Among christians there's also quite a few interesting responses (not to say the above wasn't from christians).
"You need to pray about it (more)!" - like i haven't right?
"Maybe you don't have enough faith?" - i really don't know how you can go measure someones faith.
"Christians shouldn't have diseases at all! We are free from them"... very controversial topic, and many more answers similar to those.
Mostly i feel condemned, criticized, quilt tripped, sad. I fully understand all the answers and the good intentions behind it. Yet they aren't helpful most times.
So what can i do? I keep on fighting. ALWAYS holding on to hope, that one day, one day it will happen, when i look back to this and say, i got victory finally!!!! That day isn't here yet. But i have hope. I keep praying and i know so will the people who love me and who have taken time to know me. Who know i don't do this to get attention. Who know i can't control it or stop it. Who know i don't do this for pleasure, or to see blood or get pity. No no.
Maybe you are wondering how could you help someone with self-harm problems?

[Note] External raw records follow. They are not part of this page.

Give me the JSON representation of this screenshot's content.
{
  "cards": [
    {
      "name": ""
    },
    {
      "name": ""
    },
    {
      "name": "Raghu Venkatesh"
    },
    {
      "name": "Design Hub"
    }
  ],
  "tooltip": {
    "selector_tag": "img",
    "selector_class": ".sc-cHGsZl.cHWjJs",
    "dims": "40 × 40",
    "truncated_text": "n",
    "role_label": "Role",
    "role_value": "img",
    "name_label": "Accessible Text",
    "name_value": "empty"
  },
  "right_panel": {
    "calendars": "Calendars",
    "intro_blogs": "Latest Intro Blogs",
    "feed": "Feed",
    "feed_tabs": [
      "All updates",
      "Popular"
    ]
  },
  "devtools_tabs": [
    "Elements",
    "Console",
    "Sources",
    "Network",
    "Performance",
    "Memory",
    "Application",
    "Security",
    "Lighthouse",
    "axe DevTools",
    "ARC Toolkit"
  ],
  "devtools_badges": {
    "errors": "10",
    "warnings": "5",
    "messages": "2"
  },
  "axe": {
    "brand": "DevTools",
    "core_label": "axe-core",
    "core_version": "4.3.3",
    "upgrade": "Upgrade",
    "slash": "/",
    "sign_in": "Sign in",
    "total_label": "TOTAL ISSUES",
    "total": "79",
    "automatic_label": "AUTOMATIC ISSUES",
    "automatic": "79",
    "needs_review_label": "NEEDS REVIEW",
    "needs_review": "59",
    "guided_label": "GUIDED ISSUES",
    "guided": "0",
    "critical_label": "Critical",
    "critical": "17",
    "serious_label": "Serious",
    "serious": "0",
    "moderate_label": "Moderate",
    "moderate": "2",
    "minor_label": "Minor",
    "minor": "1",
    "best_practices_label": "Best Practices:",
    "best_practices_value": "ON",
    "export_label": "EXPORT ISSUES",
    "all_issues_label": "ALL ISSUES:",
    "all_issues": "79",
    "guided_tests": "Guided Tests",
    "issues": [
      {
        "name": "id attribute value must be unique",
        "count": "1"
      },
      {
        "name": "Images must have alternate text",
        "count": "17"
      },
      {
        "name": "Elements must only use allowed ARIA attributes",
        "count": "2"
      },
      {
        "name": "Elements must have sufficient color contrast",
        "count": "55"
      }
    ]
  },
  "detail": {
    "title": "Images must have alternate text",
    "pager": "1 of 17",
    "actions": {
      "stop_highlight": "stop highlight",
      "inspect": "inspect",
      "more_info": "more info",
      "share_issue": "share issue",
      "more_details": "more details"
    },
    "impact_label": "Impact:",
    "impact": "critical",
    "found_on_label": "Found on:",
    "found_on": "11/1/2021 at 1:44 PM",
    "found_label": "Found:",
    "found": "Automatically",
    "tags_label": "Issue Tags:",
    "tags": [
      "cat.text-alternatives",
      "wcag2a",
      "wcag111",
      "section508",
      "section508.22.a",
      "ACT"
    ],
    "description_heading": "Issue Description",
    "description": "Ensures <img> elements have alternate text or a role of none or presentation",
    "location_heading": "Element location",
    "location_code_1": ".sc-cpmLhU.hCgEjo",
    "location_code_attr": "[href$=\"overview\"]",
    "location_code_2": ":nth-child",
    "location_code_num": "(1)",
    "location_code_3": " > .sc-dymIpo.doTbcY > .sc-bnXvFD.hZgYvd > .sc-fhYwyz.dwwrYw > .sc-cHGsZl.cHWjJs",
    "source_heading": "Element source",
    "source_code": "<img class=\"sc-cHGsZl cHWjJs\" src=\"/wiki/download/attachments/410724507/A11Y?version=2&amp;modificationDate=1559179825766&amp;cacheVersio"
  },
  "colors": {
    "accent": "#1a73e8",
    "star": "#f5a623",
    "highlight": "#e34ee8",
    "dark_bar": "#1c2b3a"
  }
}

Well, there are ways to help. Research is your number one thing. Do the research on that specific self-harm. There are many different things people struggle with. I struggle with skin picking, occasional over eating. But there are people who hate acne and have to squeeze every blemish. People who pull their hair, bite their nails and so on. Research the topic.
Secondly i recommend making sure that they know that you want to help. No judging, no criticizing, no more harm or harsh words. Regardless or their pain, suffering, thoughts, lies in their head, you have the option to encourage, compliment their efforts, support them. Help them bind the wounds. Help them by distracting them. Or whatever else.

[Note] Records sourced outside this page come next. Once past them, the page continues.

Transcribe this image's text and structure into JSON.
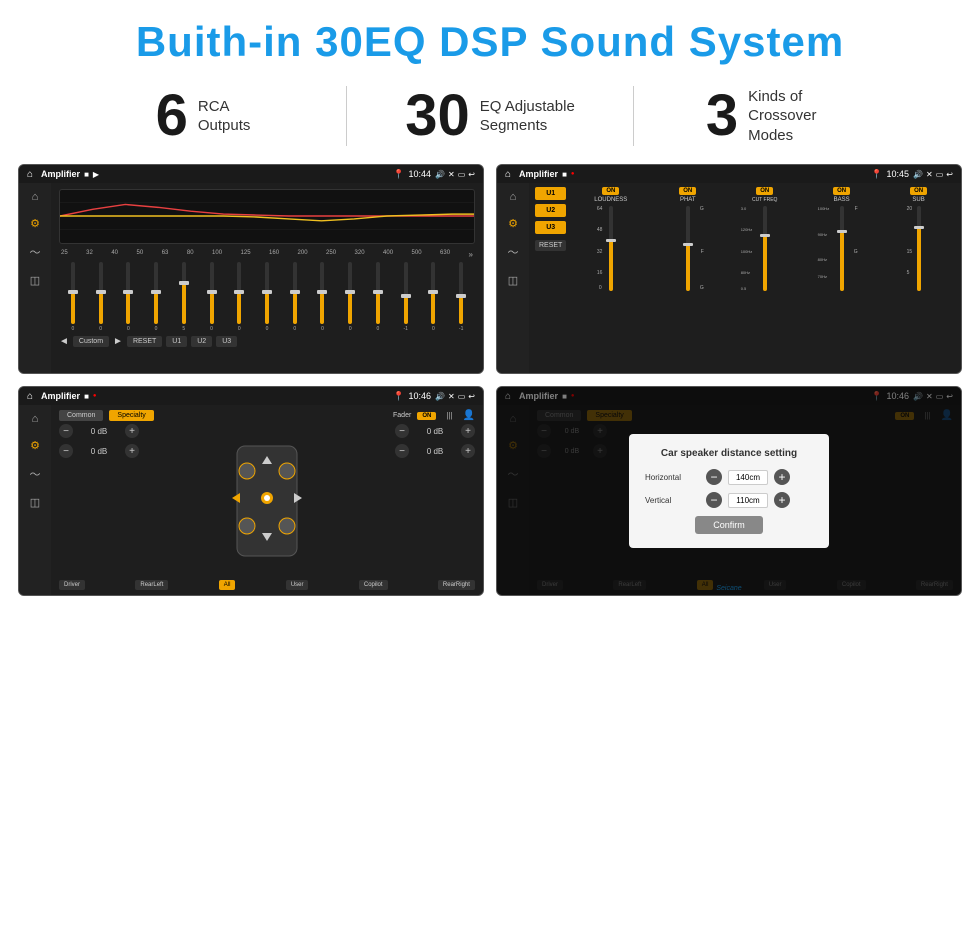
{
  "header": {
    "title": "Buith-in 30EQ DSP Sound System"
  },
  "stats": [
    {
      "number": "6",
      "label": "RCA\nOutputs"
    },
    {
      "number": "30",
      "label": "EQ Adjustable\nSegments"
    },
    {
      "number": "3",
      "label": "Kinds of\nCrossover Modes"
    }
  ],
  "screens": {
    "eq": {
      "status_time": "10:44",
      "title": "Amplifier",
      "freq_labels": [
        "25",
        "32",
        "40",
        "50",
        "63",
        "80",
        "100",
        "125",
        "160",
        "200",
        "250",
        "320",
        "400",
        "500",
        "630"
      ],
      "slider_values": [
        "0",
        "0",
        "0",
        "0",
        "5",
        "0",
        "0",
        "0",
        "0",
        "0",
        "0",
        "0",
        "-1",
        "0",
        "-1"
      ],
      "mode_label": "Custom",
      "buttons": [
        "RESET",
        "U1",
        "U2",
        "U3"
      ]
    },
    "amplifier": {
      "status_time": "10:45",
      "title": "Amplifier",
      "presets": [
        "U1",
        "U2",
        "U3"
      ],
      "channels": [
        "LOUDNESS",
        "PHAT",
        "CUT FREQ",
        "BASS",
        "SUB"
      ],
      "reset_label": "RESET"
    },
    "fader": {
      "status_time": "10:46",
      "title": "Amplifier",
      "tabs": [
        "Common",
        "Specialty"
      ],
      "fader_label": "Fader",
      "on_label": "ON",
      "db_rows": [
        [
          "0 dB",
          "0 dB"
        ],
        [
          "0 dB",
          "0 dB"
        ]
      ],
      "speaker_positions": [
        "Driver",
        "RearLeft",
        "All",
        "User",
        "Copilot",
        "RearRight"
      ]
    },
    "dialog": {
      "status_time": "10:46",
      "title": "Amplifier",
      "dialog_title": "Car speaker distance setting",
      "horizontal_label": "Horizontal",
      "horizontal_value": "140cm",
      "vertical_label": "Vertical",
      "vertical_value": "110cm",
      "confirm_label": "Confirm",
      "db_value": "0 dB",
      "tabs": [
        "Common",
        "Specialty"
      ],
      "speaker_labels": [
        "Driver",
        "RearLeft",
        "All",
        "User",
        "Copilot",
        "RearRight"
      ]
    }
  },
  "watermark": "Seicane"
}
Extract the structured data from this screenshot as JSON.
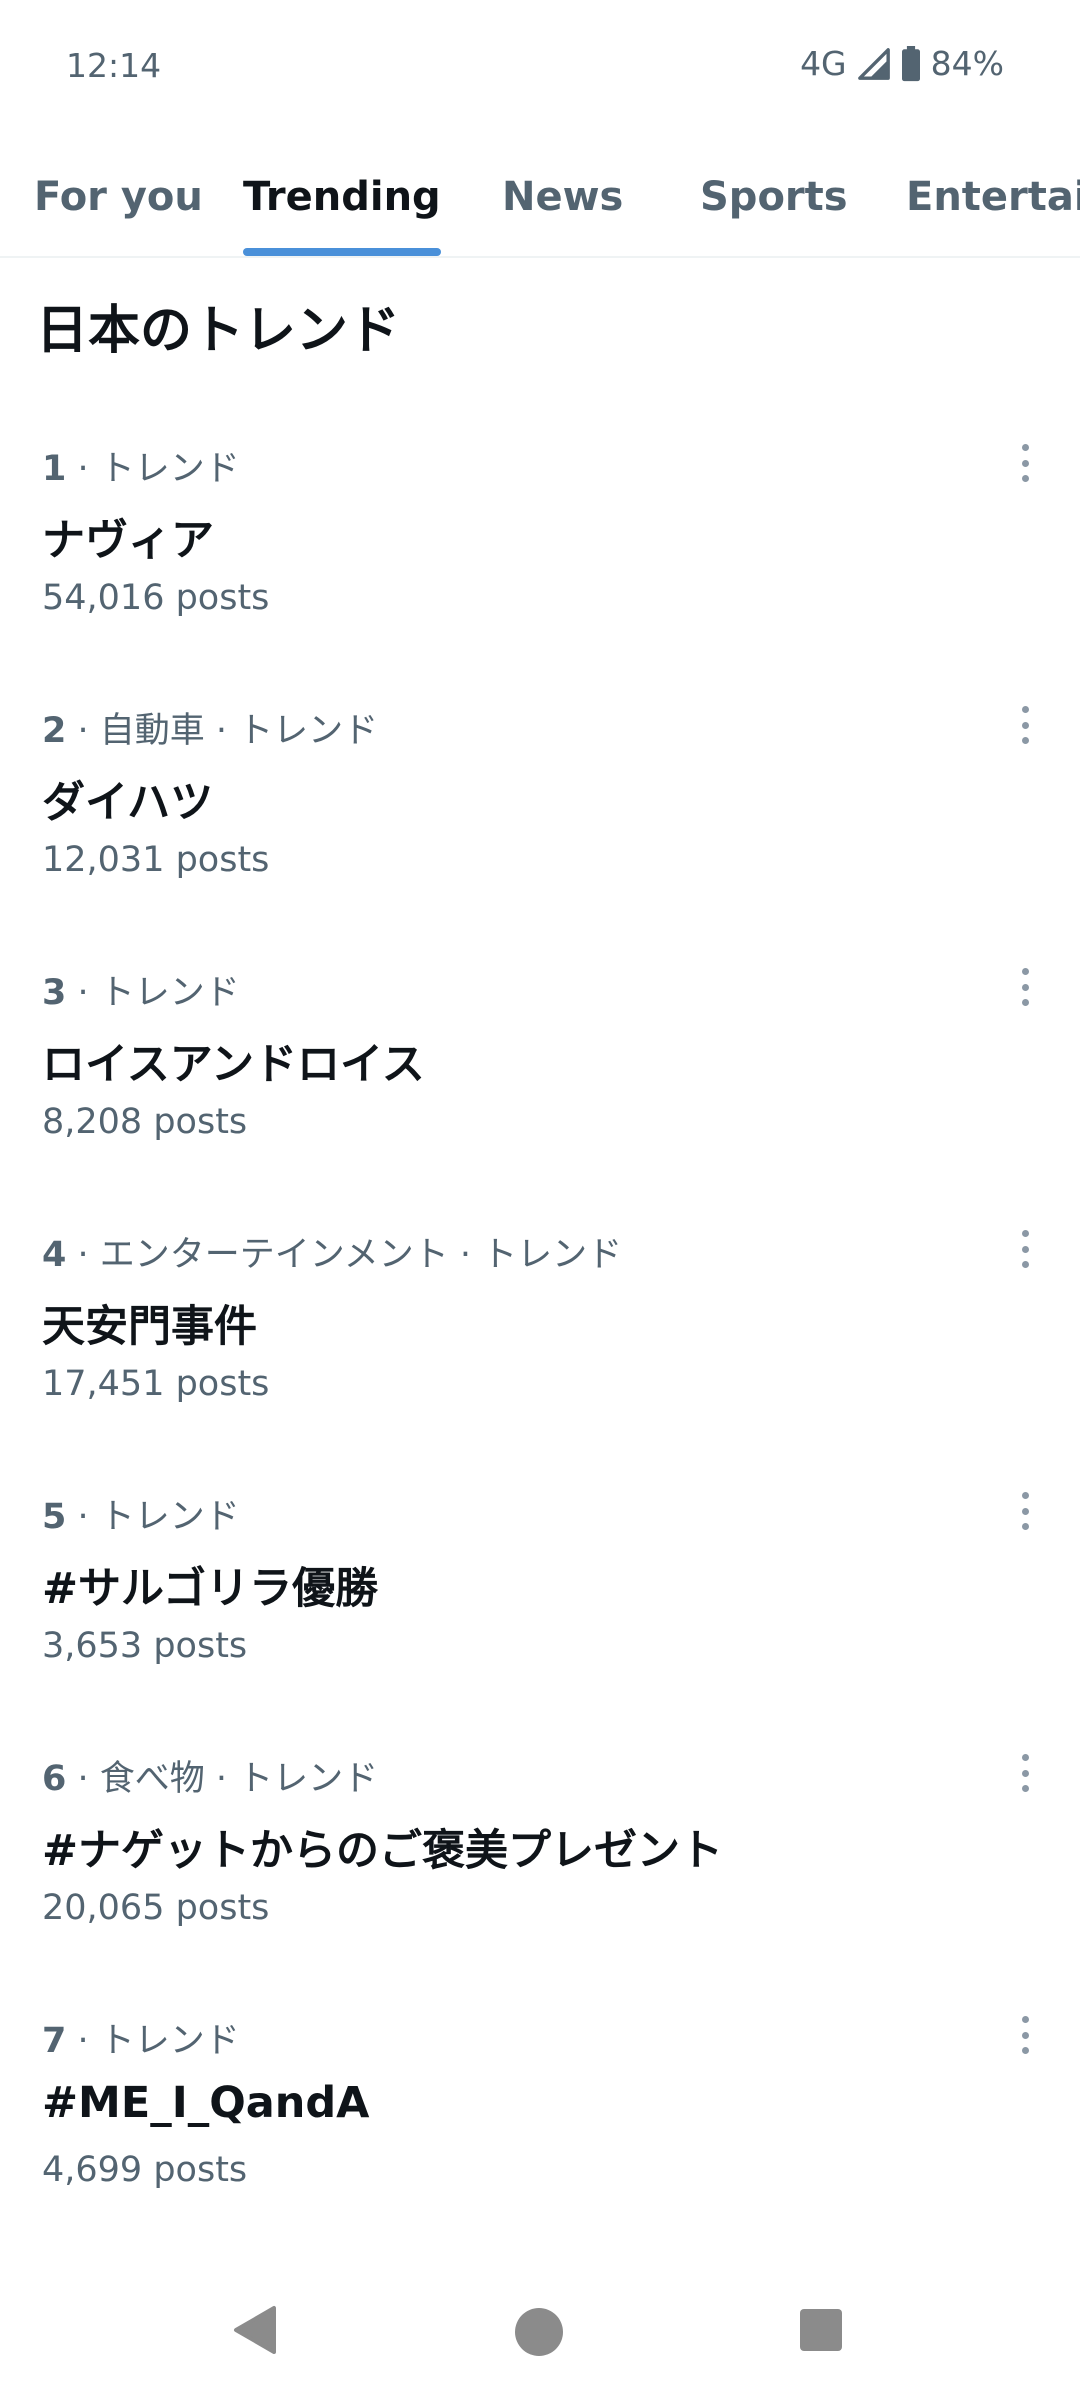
{
  "status_bar": {
    "time": "12:14",
    "network": "4G",
    "battery": "84%",
    "icons": [
      "signal-icon",
      "battery-icon"
    ]
  },
  "tabs": [
    {
      "label": "For you",
      "active": false
    },
    {
      "label": "Trending",
      "active": true
    },
    {
      "label": "News",
      "active": false
    },
    {
      "label": "Sports",
      "active": false
    },
    {
      "label": "Entertainment",
      "active": false
    }
  ],
  "section_title": "日本のトレンド",
  "trends": [
    {
      "rank": "1",
      "context": "· トレンド",
      "name": "ナヴィア",
      "posts": "54,016 posts"
    },
    {
      "rank": "2",
      "context": "· 自動車 · トレンド",
      "name": "ダイハツ",
      "posts": "12,031 posts"
    },
    {
      "rank": "3",
      "context": "· トレンド",
      "name": "ロイスアンドロイス",
      "posts": "8,208 posts"
    },
    {
      "rank": "4",
      "context": "· エンターテインメント · トレンド",
      "name": "天安門事件",
      "posts": "17,451 posts"
    },
    {
      "rank": "5",
      "context": "· トレンド",
      "name": "#サルゴリラ優勝",
      "posts": "3,653 posts"
    },
    {
      "rank": "6",
      "context": "· 食べ物 · トレンド",
      "name": "#ナゲットからのご褒美プレゼント",
      "posts": "20,065 posts"
    },
    {
      "rank": "7",
      "context": "· トレンド",
      "name": "#ME_I_QandA",
      "posts": "4,699 posts"
    }
  ],
  "colors": {
    "accent": "#4a90d9",
    "text_primary": "#0f1419",
    "text_secondary": "#536471"
  },
  "nav_icons": [
    "back-icon",
    "home-icon",
    "recents-icon"
  ]
}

Thirdly, when they are having a good day, have a discussion about what you can do when they are having a bad day. Maybe build a coping box (a box that involves items that help them - fiddly toys, sketch books, mix tapes etc to distract them). Maybe set in place things you are allowed to do. Like i allow Peter to physically hold my hands when i still can't stop picking. If someone would do that without me allowing, i'd feel assaulting and attacked. It's good to discuss things like that. Write them down maybe.
Four. Find self-soothing activities together. So that when you, the supportive wonderful person aren't around, they can do. Create a list. Like take a walk, do hand massage, make a cup of tea etc. Things that would be calming to that person.

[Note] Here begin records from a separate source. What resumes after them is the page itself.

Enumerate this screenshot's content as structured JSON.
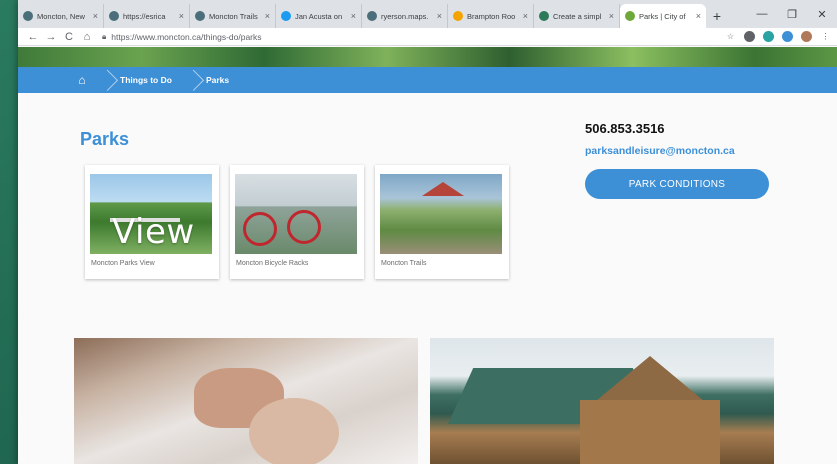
{
  "browser": {
    "tabs": [
      {
        "label": "Moncton, New",
        "fav_color": "#4a6f7a",
        "active": false
      },
      {
        "label": "https://esrica",
        "fav_color": "#4a6f7a",
        "active": false
      },
      {
        "label": "Moncton Trails",
        "fav_color": "#4a6f7a",
        "active": false
      },
      {
        "label": "Jan Acusta on",
        "fav_color": "#1d9bf0",
        "active": false
      },
      {
        "label": "ryerson.maps.",
        "fav_color": "#4a6f7a",
        "active": false
      },
      {
        "label": "Brampton Roo",
        "fav_color": "#f4a300",
        "active": false
      },
      {
        "label": "Create a simpl",
        "fav_color": "#2c7a5a",
        "active": false
      },
      {
        "label": "Parks | City of",
        "fav_color": "#6fa83a",
        "active": true
      }
    ],
    "tab_close": "×",
    "new_tab": "+",
    "window_controls": {
      "minimize": "—",
      "restore": "❐",
      "close": "✕"
    },
    "url": "https://www.moncton.ca/things-do/parks",
    "nav": {
      "back": "←",
      "forward": "→",
      "reload": "C",
      "home": "⌂"
    }
  },
  "breadcrumb": {
    "home_icon": "⌂",
    "items": [
      "Things to Do",
      "Parks"
    ]
  },
  "page": {
    "title": "Parks",
    "cards": [
      {
        "caption": "Moncton Parks View",
        "overlay": "View"
      },
      {
        "caption": "Moncton Bicycle Racks"
      },
      {
        "caption": "Moncton Trails"
      }
    ],
    "contact": {
      "phone": "506.853.3516",
      "email": "parksandleisure@moncton.ca"
    },
    "button_label": "PARK CONDITIONS"
  },
  "colors": {
    "accent": "#3d8fd6",
    "tab_bar": "#dee1e6"
  }
}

Five. If things get really bad and they are out of control bad (especially with cutting people), do call the ambulance. Or contact doctor if ambulance is too much. But if you see someone hurting themselves, please don't stand by and think they got it under control.
I often see people in public self harm. You wouldn't even think about it unless you know what self-harm is. It can be even in little children, as i've seen kids pull their own hair out. Or it can be nail biting, biting/pulling the skin around your nails, chewing the insides of your cheeks, excessive eating etc. I urge you to pay attention to those around you and offer a friendly talk, or shoulder to cry on, or just someone to walk with, even if it's in silence. The worst thing to battle with is loneliness. Our world is filled with people, each with their own battles, struggles, fights. I urge you to be there for someone.
Not sure what else to say, but thank you for being my reader. There are comment option for asking questions for someone else, or encouragements or anything else. Or share it with someone who might need some encouragement, to know they aren't alone. In any case, thanks for reading and be blessed!